Stupéfait... blessé... désespéré... Lekain veut partir dès le lendemain. Mais il demande d’abord à Voltaire un moment d’entretien. ― « Qu’il vienne s’il veut, » répond le poète froidement. » Je laisse ici la parole à Lekain.

« J’entre, écrit-il à un ami. Nous étions seuls. Je lui annonce mon départ, en lui témoignant mon regret de ne l’avoir pas satisfait, et j’ajoute que j’aurais reçu ses conseils avec reconnaissance. Ces mots parurent le calmer, il prit son manuscrit et lut ; et, dès la première scène, je compris combien je m’étais trompé dans la manière dont j’avais conçu mon personnage.
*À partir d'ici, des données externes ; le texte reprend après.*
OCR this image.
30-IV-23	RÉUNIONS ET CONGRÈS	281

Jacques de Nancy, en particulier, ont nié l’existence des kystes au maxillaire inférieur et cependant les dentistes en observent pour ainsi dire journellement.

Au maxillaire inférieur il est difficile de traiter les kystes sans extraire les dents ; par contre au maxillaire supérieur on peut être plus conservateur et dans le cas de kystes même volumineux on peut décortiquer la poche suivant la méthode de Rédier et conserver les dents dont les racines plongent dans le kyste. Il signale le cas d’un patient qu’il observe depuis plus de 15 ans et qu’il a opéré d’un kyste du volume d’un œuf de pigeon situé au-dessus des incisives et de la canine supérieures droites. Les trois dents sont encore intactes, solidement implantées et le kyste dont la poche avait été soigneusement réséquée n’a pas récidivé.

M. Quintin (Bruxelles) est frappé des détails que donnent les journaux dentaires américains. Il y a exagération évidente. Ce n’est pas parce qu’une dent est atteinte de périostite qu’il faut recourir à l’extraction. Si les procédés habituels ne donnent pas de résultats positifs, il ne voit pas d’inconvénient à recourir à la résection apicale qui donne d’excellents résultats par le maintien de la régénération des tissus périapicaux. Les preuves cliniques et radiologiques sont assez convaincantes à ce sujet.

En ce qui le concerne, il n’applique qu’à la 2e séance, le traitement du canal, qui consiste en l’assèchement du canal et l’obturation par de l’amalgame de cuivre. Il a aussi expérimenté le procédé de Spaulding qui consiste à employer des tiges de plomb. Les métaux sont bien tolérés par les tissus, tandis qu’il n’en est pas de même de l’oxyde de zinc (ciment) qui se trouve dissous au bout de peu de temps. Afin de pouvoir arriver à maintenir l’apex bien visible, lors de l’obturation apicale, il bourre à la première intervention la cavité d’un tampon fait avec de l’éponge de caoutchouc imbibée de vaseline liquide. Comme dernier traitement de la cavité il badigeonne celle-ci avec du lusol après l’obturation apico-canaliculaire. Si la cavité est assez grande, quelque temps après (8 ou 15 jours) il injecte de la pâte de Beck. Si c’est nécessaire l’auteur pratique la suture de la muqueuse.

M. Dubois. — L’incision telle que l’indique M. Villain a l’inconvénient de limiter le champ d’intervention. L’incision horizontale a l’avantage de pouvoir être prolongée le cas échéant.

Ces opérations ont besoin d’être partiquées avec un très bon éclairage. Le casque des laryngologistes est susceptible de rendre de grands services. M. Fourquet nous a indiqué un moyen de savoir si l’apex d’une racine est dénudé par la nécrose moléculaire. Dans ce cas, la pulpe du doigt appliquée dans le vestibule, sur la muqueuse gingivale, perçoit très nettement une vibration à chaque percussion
Je chercherais en vain à vous donner une idée de l’impression profonde qui se grava dans mon âme par le ton sublime, imposant et passionné avec lequel il peignit toutes les nuances de ce rôle si beau, mais si difficile. J’était muet d’admiration, il avait fini, et j’écoutais encore. Après quelques instants, il me dit d’une voix épuisée de fatigue : ― Êtes-vous bien pénétré, maintenant, mon ami, du véritable caractère de votre rôle ? ― Je le crois, monsieur, lui répondis-je, et, demain, vous pourrez en juger. »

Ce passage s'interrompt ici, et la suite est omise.